On March 23, Professor Mark Denbeaux and Research Fellows from the Seton Hall University School of Law Center for Policy & Research had the unique opportunity to meet with staff members of the Oversight and Investigations Subcommittee of the House Armed Services Committee.
The Subcommittee is conducting a retrospective, in-depth study of Guantánamo detainee transfers and outcomes, with a view toward issuing a report later this year. The staff of the Committee invited Professor Denbeaux and the Research Fellows in light of the Center’s work on detainee release, transfer, and recidivism, as well as its involvement in detainee representation.
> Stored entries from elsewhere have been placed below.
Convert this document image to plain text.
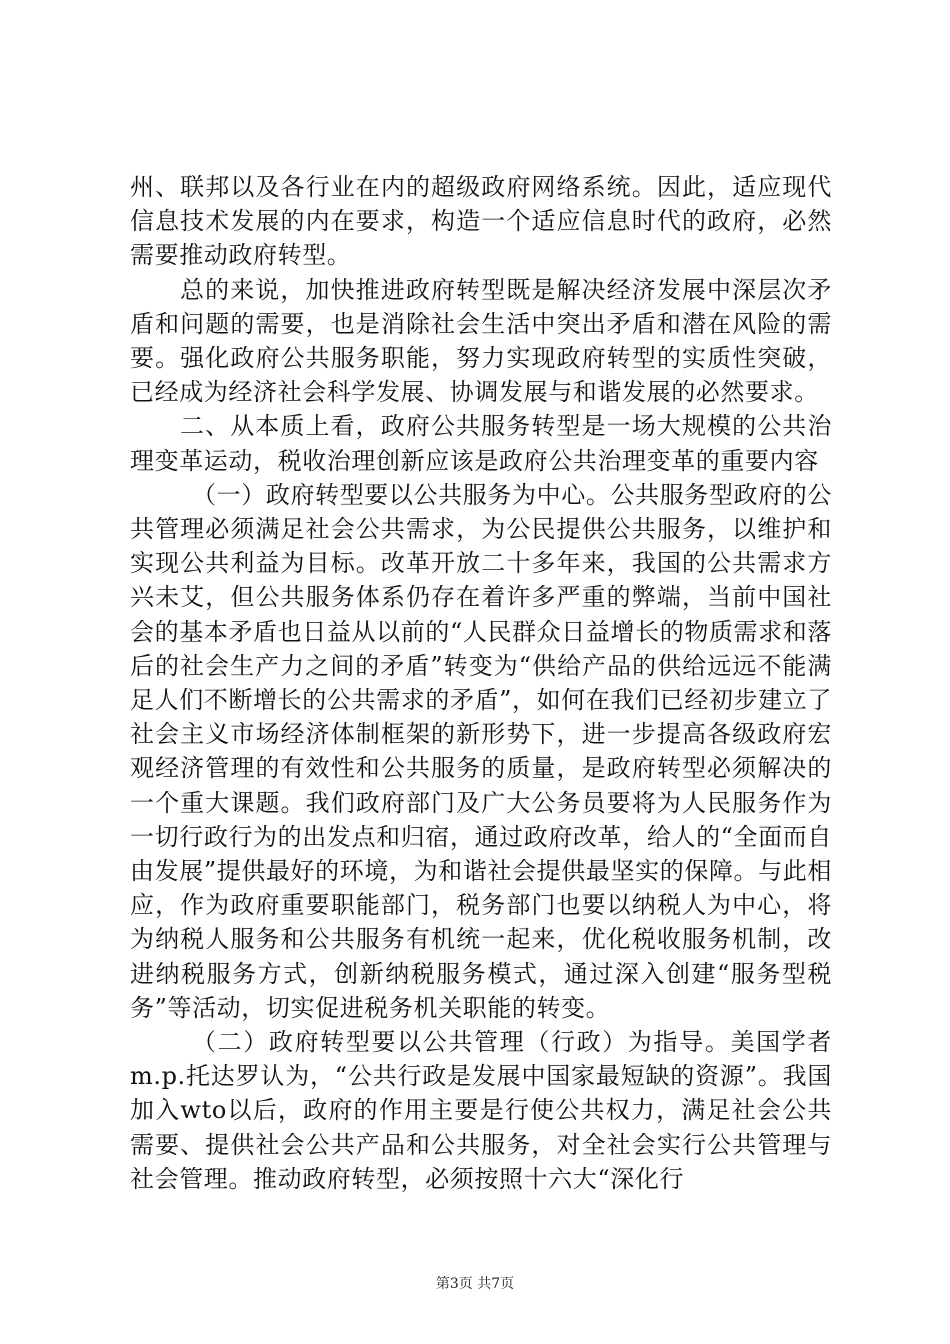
州、联邦以及各行业在内的超级政府网络系统。因此，适应现代信息技术发展的内在要求，构造一个适应信息时代的政府，必然需要推动政府转型。

总的来说，加快推进政府转型既是解决经济发展中深层次矛盾和问题的需要，也是消除社会生活中突出矛盾和潜在风险的需要。强化政府公共服务职能，努力实现政府转型的实质性突破，已经成为经济社会科学发展、协调发展与和谐发展的必然要求。

二、从本质上看，政府公共服务转型是一场大规模的公共治理变革运动，税收治理创新应该是政府公共治理变革的重要内容

（一）政府转型要以公共服务为中心。公共服务型政府的公共管理必须满足社会公共需求，为公民提供公共服务，以维护和实现公共利益为目标。改革开放二十多年来，我国的公共需求方兴未艾，但公共服务体系仍存在着许多严重的弊端，当前中国社会的基本矛盾也日益从以前的“人民群众日益增长的物质需求和落后的社会生产力之间的矛盾”转变为“供给产品的供给远远不能满足人们不断增长的公共需求的矛盾”，如何在我们已经初步建立了社会主义市场经济体制框架的新形势下，进一步提高各级政府宏观经济管理的有效性和公共服务的质量，是政府转型必须解决的一个重大课题。我们政府部门及广大公务员要将为人民服务作为一切行政行为的出发点和归宿，通过政府改革，给人的“全面而自由发展”提供最好的环境，为和谐社会提供最坚实的保障。与此相应，作为政府重要职能部门，税务部门也要以纳税人为中心，将为纳税人服务和公共服务有机统一起来，优化税收服务机制，改进纳税服务方式，创新纳税服务模式，通过深入创建“服务型税务”等活动，切实促进税务机关职能的转变。

（二）政府转型要以公共管理（行政）为指导。美国学者m.p.托达罗认为，“公共行政是发展中国家最短缺的资源”。我国加入wto以后，政府的作用主要是行使公共权力，满足社会公共需要、提供社会公共产品和公共服务，对全社会实行公共管理与社会管理。推动政府转型，必须按照十六大“深化行

第3页 共7页
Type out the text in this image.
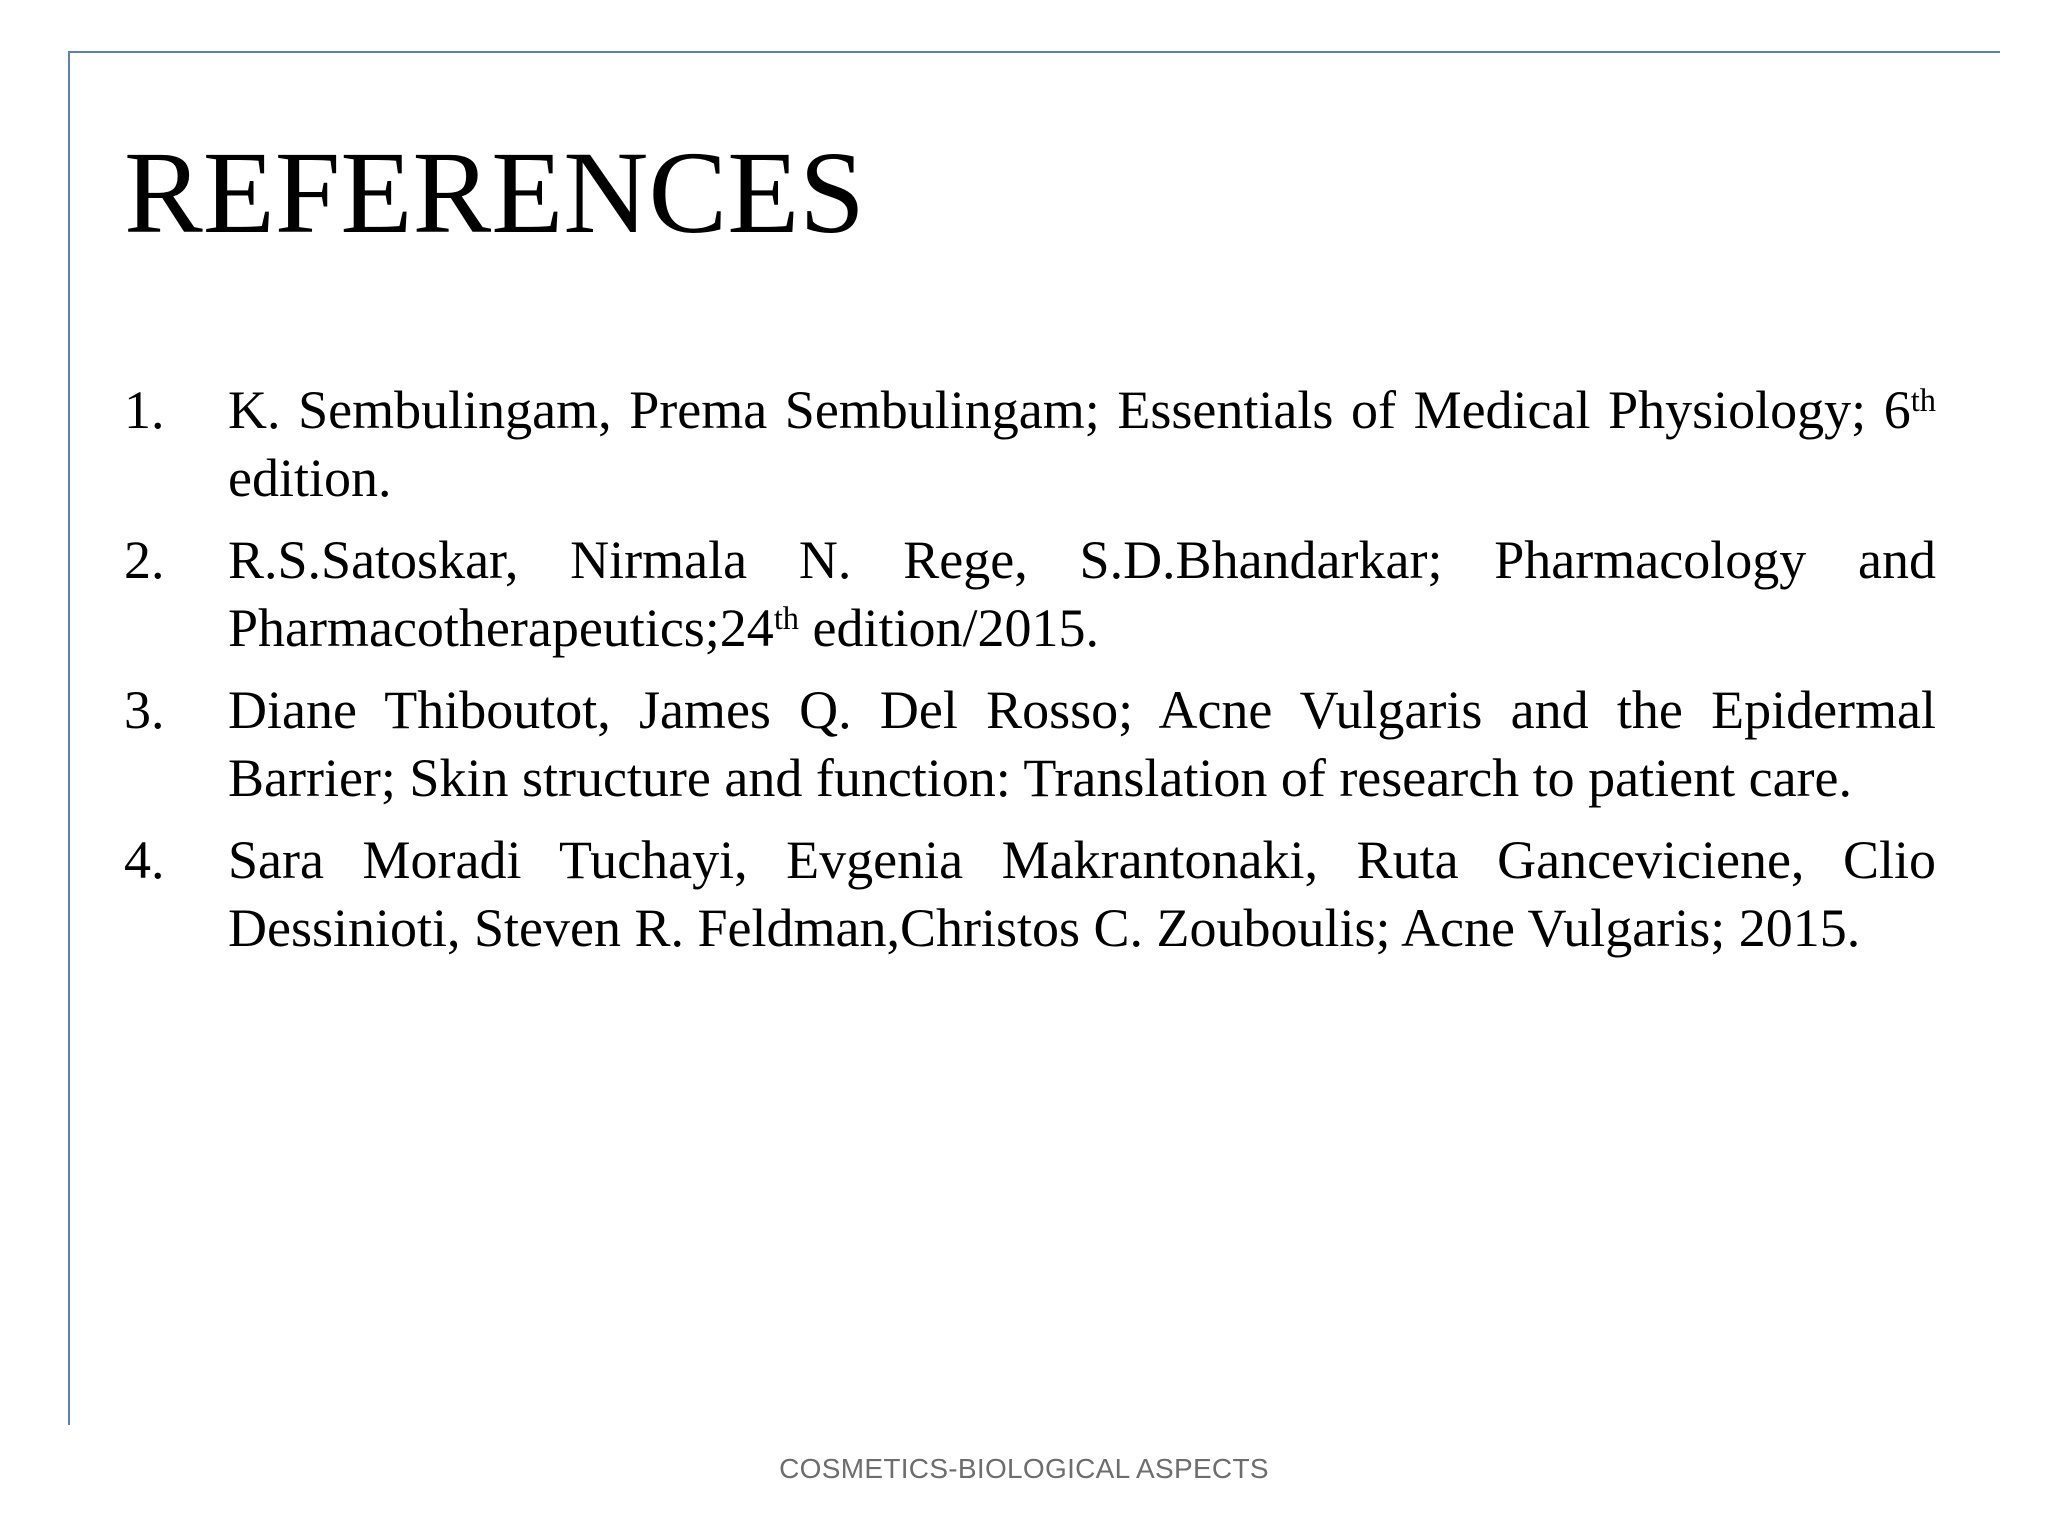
REFERENCES
1.	K. Sembulingam, Prema Sembulingam; Essentials of Medical Physiology; 6th edition.
2.	R.S.Satoskar, Nirmala N. Rege, S.D.Bhandarkar; Pharmacology and Pharmacotherapeutics;24th edition/2015.
3.	Diane Thiboutot, James Q. Del Rosso; Acne Vulgaris and the Epidermal Barrier; Skin structure and function: Translation of research to patient care.
4.	Sara Moradi Tuchayi, Evgenia Makrantonaki, Ruta Ganceviciene, Clio Dessinioti, Steven R. Feldman,Christos C. Zouboulis; Acne Vulgaris; 2015.
COSMETICS-BIOLOGICAL ASPECTS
In anticipation of the meeting with the Center, the staff members sent Professor Denbeaux an overview of their objectives:
We plan to assess the government’s past and present policies, procedures, and practices for determining detainees’ eligibility for transfer or release, including how security risks and country assurances were determined. We also plan to examine how transfers and releases were implemented and determine, to the extent possible, what happened to detainees after they left Guantanamo, including any re-engagement in terrorist-related activities.We hope to be able to identify lessons learned from past detainee transfers and make recommendations for improving transfers in the future.
At the meeting the students presented the Committee with information regarding its profile of detainees, a profile of detainees who have been released, the evidentiary basis for their release, and thoughts about the procedure for determining whether to release them.
In accordance with the Committee’s timeline, the Center will concentrate on three projects: an updated profile of all released detainees, including the allegations against each detainee; a survey of all released detainees to determine their reintegration into civilian life; and a study of allegations made in habeas cases.
The habeas project reviews allegations, findings of fact and legal holdings at the Combatant Status Review Tribunal, District Court and Court of Appeals levels.
The project then compares the government’s allegations at each level, specifically contrasting the allegations against those released with those still detained in an attempt to determine what evidence is considered sufficient to support further detention or release.